As described above, according to the present invention,
By providing the collimator cleaning chamber, it is possible to reduce the down time of the sputtering apparatus, and thus it is possible to provide the sputtering apparatus having high processing capability.

[Brief description of drawings]

FIG. 1 is a schematic view of a sputtering apparatus with a cleaning chamber for a collimator according to an embodiment of the present invention.

FIG. 2 is a schematic view of a conventional sputtering device with a collimator.

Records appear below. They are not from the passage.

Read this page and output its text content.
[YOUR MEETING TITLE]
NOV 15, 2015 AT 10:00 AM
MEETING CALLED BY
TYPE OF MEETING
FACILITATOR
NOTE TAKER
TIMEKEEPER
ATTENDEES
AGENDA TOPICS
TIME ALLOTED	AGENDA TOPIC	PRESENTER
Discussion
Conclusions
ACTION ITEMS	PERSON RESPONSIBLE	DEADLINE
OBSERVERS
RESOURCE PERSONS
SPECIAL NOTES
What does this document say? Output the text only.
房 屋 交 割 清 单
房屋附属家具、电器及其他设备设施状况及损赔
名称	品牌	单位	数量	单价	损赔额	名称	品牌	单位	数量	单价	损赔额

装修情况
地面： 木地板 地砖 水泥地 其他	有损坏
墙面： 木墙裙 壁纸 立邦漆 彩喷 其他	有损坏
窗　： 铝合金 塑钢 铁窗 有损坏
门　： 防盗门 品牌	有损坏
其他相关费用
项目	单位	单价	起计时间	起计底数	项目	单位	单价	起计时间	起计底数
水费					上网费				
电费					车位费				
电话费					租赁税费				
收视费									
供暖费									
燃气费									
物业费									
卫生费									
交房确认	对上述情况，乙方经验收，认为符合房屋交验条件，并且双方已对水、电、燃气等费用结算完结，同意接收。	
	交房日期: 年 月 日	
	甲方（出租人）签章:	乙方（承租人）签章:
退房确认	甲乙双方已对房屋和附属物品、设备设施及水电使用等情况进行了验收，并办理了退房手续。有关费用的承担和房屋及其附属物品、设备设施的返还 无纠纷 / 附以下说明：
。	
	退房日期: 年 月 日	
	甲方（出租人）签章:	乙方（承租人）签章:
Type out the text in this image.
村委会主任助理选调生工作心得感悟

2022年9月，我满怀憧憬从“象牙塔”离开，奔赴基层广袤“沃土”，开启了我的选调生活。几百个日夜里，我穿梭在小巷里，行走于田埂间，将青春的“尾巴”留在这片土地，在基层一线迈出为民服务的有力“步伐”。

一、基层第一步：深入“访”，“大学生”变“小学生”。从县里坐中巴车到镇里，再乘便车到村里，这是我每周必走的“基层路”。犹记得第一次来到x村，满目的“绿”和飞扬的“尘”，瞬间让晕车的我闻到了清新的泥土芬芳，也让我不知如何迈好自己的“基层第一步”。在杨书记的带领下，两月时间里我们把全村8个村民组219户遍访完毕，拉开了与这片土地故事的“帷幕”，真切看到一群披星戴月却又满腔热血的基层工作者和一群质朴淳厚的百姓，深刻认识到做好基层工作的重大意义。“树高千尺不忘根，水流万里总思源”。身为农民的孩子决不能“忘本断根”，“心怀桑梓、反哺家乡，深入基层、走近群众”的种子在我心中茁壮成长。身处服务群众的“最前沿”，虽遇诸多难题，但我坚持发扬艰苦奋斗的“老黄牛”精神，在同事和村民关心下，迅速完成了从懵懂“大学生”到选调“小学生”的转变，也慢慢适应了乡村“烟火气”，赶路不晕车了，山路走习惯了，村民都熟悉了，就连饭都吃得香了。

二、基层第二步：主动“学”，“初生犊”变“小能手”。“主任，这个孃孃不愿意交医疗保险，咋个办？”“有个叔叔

[Explanation of Codes] 1 Sputtering chamber 2 Substrate holder 3 Semiconductor substrates 4a, 4b Collimator 5 Holder 6 Aluminum target 7 Sputtering gas introduction pipe 8 Gate valve 9 Collimator cleaning chamber 10 Electrode 11 Cleaning gas introduction pipe 12, 13 Collimator holder 12a, 13a Arm 14 Holding tool 15, 16 Vacuum pump

Claims (5)

[Claims] 1. A cathode target disposed in the vacuum chamber so as to define a discharge space between the anode disposed in the vacuum chamber and the anode, and to face the anode, the anode and the cathode. A collimator disposed between the vacuum chamber and a target, the collimator having a function of selectively passing only sputtered particles vertically incident on the anode, the collimator being connected to the vacuum chamber via a gate valve. A sputtering apparatus comprising a cleaning chamber for cleaning the above. 2. The sputtering apparatus according to claim 1, wherein the cleaning chamber comprises a vacuuming means for bringing the inside of the cleaning chamber into a vacuum state. 3. The sputtering apparatus according to claim 1, wherein one collimator is arranged in each of the vacuum chamber and the cleaning chamber, and the collimator is delivered between the vacuum chamber and the cleaning chamber. A sputtering apparatus having means for mutually performing. 4. The sputtering apparatus according to claim 3, wherein the means for delivering the collimator comprises a holder capable of holding one or a plurality of collimators in the cleaning chamber and delivering the collimator. The sputtering apparatus is characterized in that the tool further comprises a retractable arm. 5. The sputtering apparatus according to claim 1, further comprising means for performing a cleaning process of a collimator driven in the cleaning chamber in parallel with a wiring forming process in the vacuum chamber. apparatus.